What are Oracle Functions?

Oracle Functions is a functions-as-a-service offering on Oracle Cloud Infrastructure. It is a fully managed, multitenant, secure cloud service that makes it easy to build cloud native applications by letting developers focus on writing code and not on managing infrastructure. More details about Oracle Functions are available here.

What is the Notifications service?

Oracle Cloud Infrastructure Notifications is a fully managed, publish/subscribe service that pushes messages to a number of subscription endpoints at scale. Notifications supports delivering notifications via email delivery, Slack, PagerDuty, and custom HTTPS webhooks. More details about Notifications are available here.

What is the pricing for Connector Hub?

Connector Hub is free. You only pay for the source and target services, such as Logging, Object Storage, Monitoring, Streaming, Functions, and Notifications, between which Connector Hub moves data.

How do I get started with Connector Hub?

You can access Connector Hub using the console (Connector Hub is under data and AI), REST API, command-line interface (CLI), or Terraform. Technical documentation for Connector Hub is available here.

What is a connector?

A connector defines the flow of data between a source and target service.

What is a source?

A source is a service that contains data that can be consumed by another service. Examples of source services include Logging and Streaming.

What is a target?

A target is a destination service which can either be a sink that is consuming data from a source, or an operator that is invoked at the end of a flow. Examples of targets are Object Storage, Streaming, and Functions.

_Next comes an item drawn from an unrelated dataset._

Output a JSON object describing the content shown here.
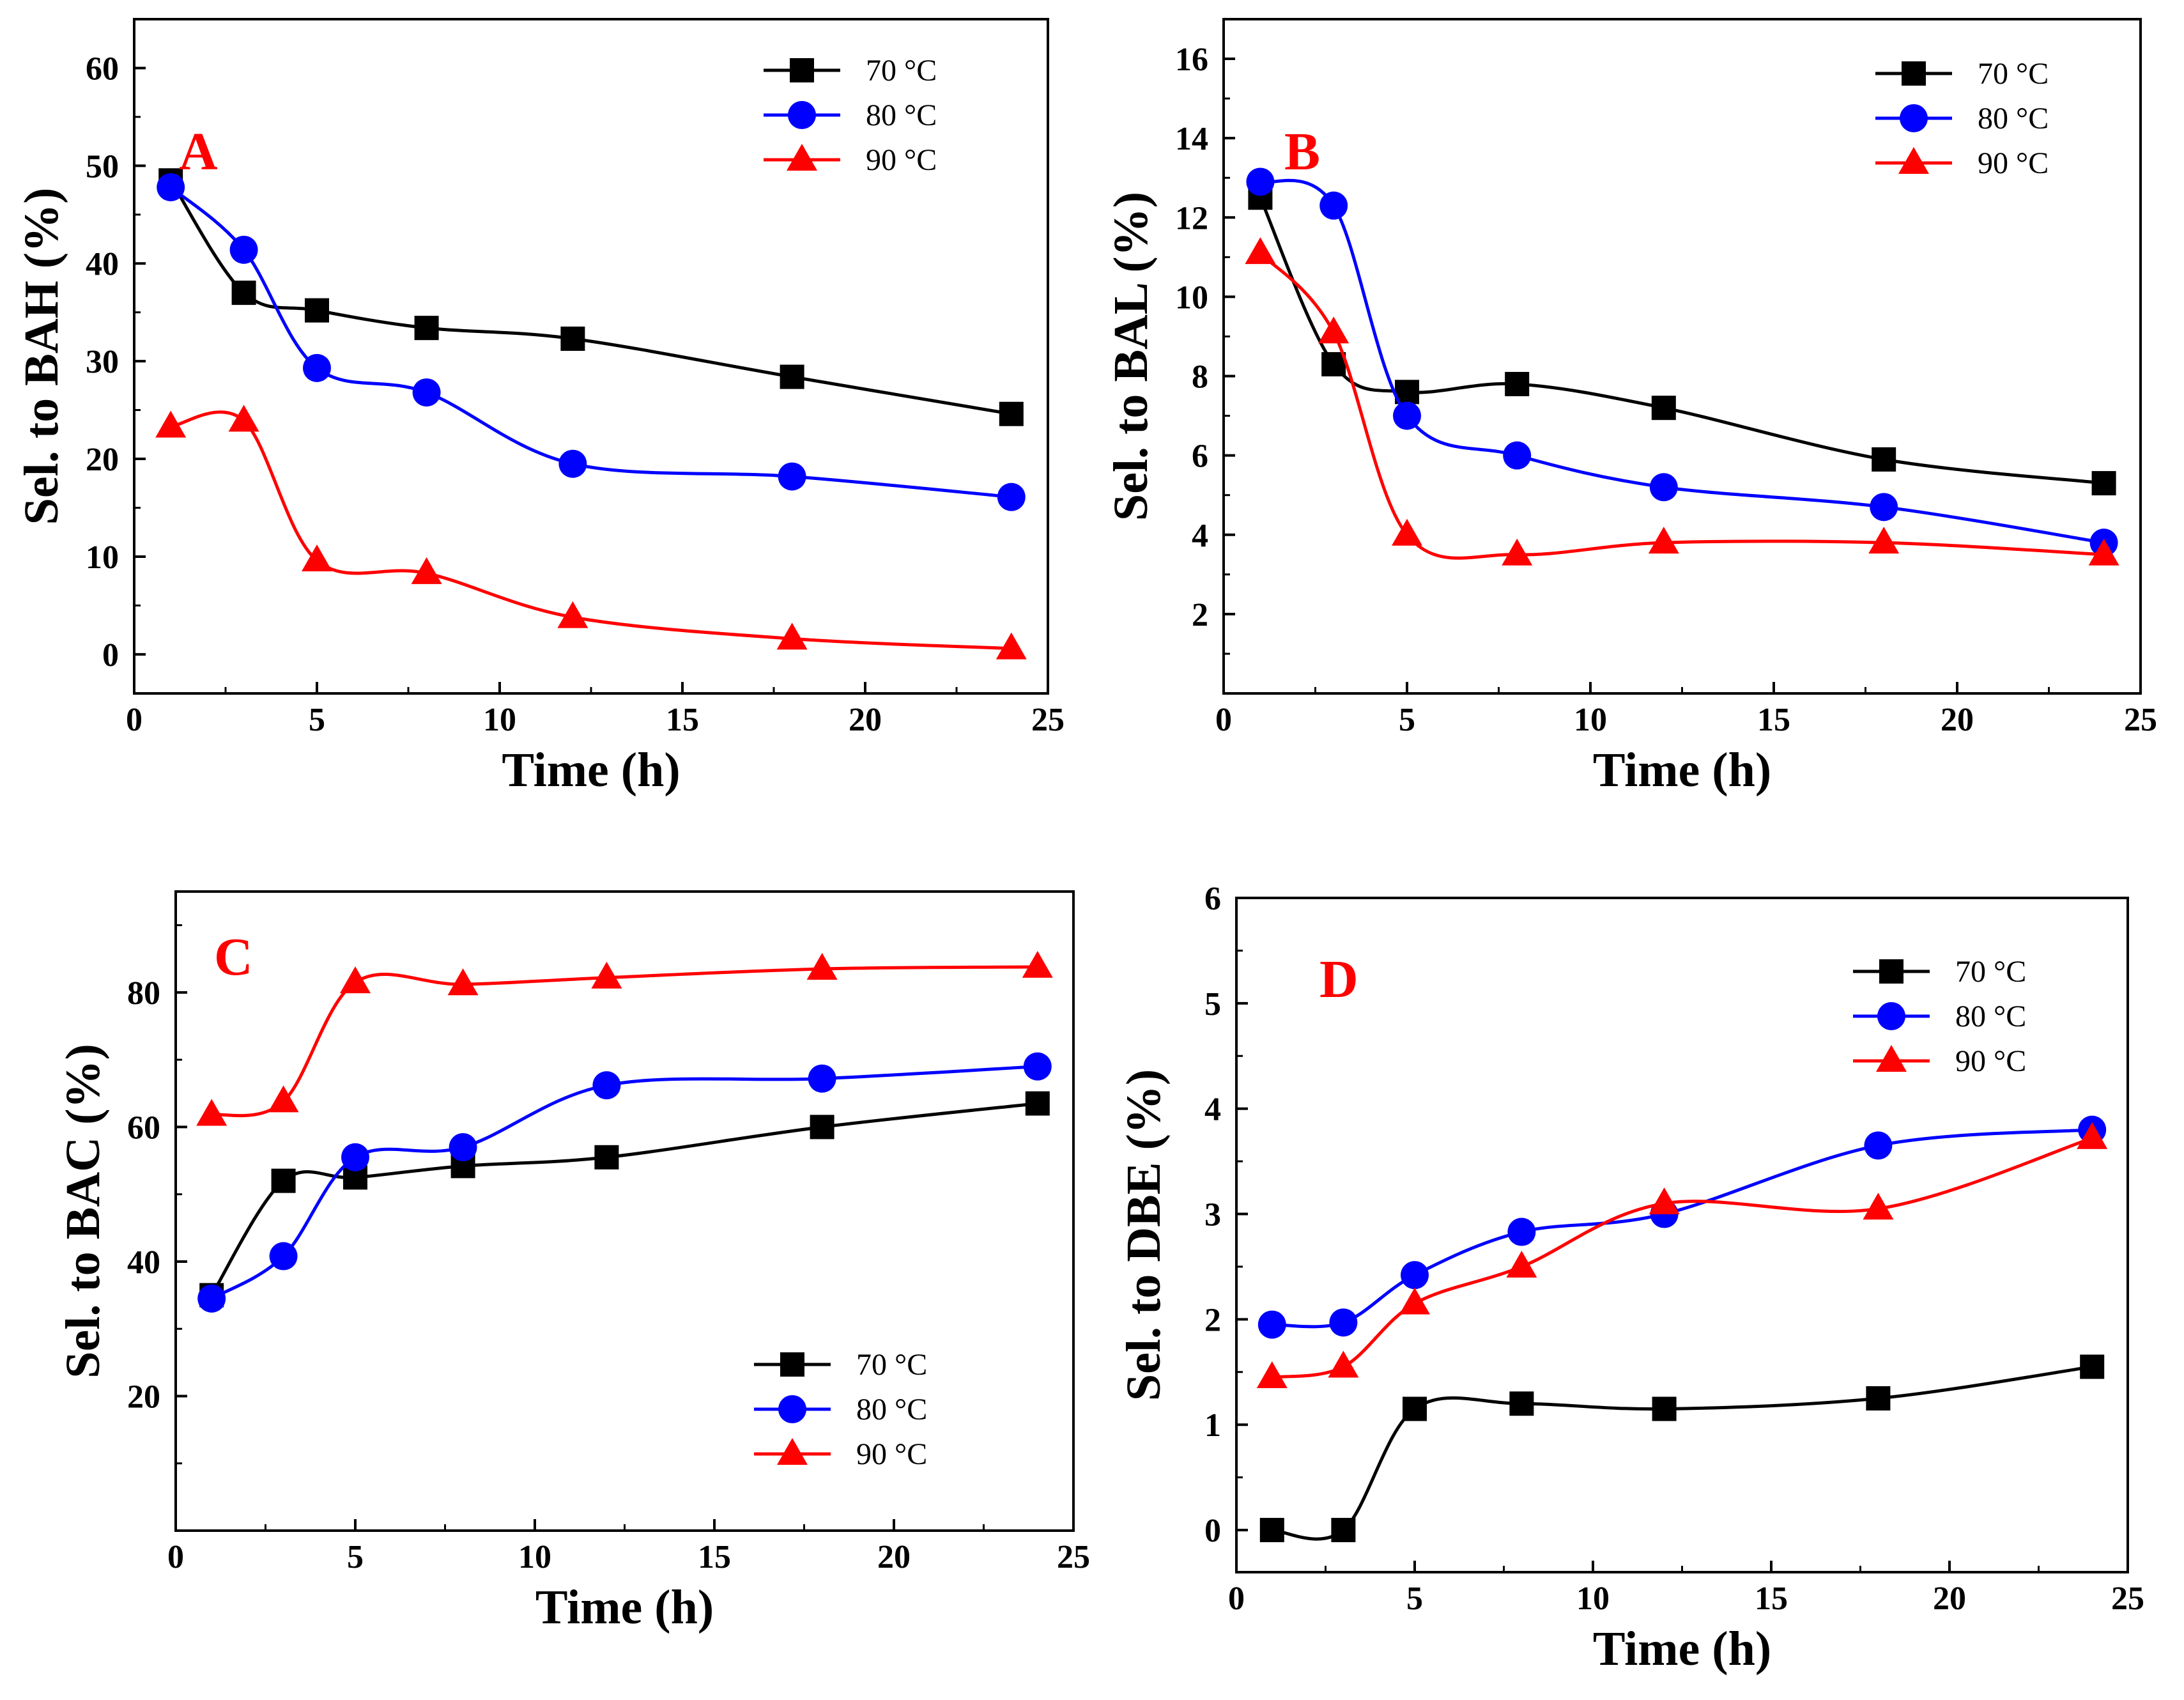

What Source and Target services are currently supported?

Today, the Connector Hub supports Logging and Streaming as a Source and Object Storage, Streaming, Logging Analytics, Monitoring, Functions, and Notifications services as Target services.

What is a task?

A task is a strongly typed unit of work that will be executed on the source data before it is delivered to the target service. Examples include:

  • A logging query that filters data from the Logging Service.
  • A Function configured to process data in motion before it’s written to a target.

What is syntax of a log task?

The log task is expressed in Logging query language specification. To learn more, see documentation for Logging Query Language Specification.

What is the format of a log?

See documentation for Logging Format Overview.

What are the available API operations for Connector Hub, and where can I find documentation?

See Connector Hub API documentation.

How often do connectors move data?

Once created, connectors run on a continuous basis to move data from a source to a target service.

What metrics can I use to monitor Connector Hub?

See documentation for Connector Hub metrics.

How many target services can a single connector move data to?

Each connector can move data from a single source to a single target.

What are the service limits for Connector hub?

Connector Hub supports a maximum of 5 connectors per region (see documentation). For additional connectors, please contact us to increase these limits.

Who can create connectors?

Only authorized users can manage connectors. To move data from a source, you must give your connector the required authorization to write to the specified target resource in the target service. You can either accept the default policy offered when using the console to define the target service for a connector, or make sure you have the proper authorizations in a group-based policy. For more information about connector authorization, see Write Access to Target Services.

How can I troubleshoot issues with Connector Hub?

See documentation for Troubleshooting Connectors for the most common issues that you may face when using Connector Hub.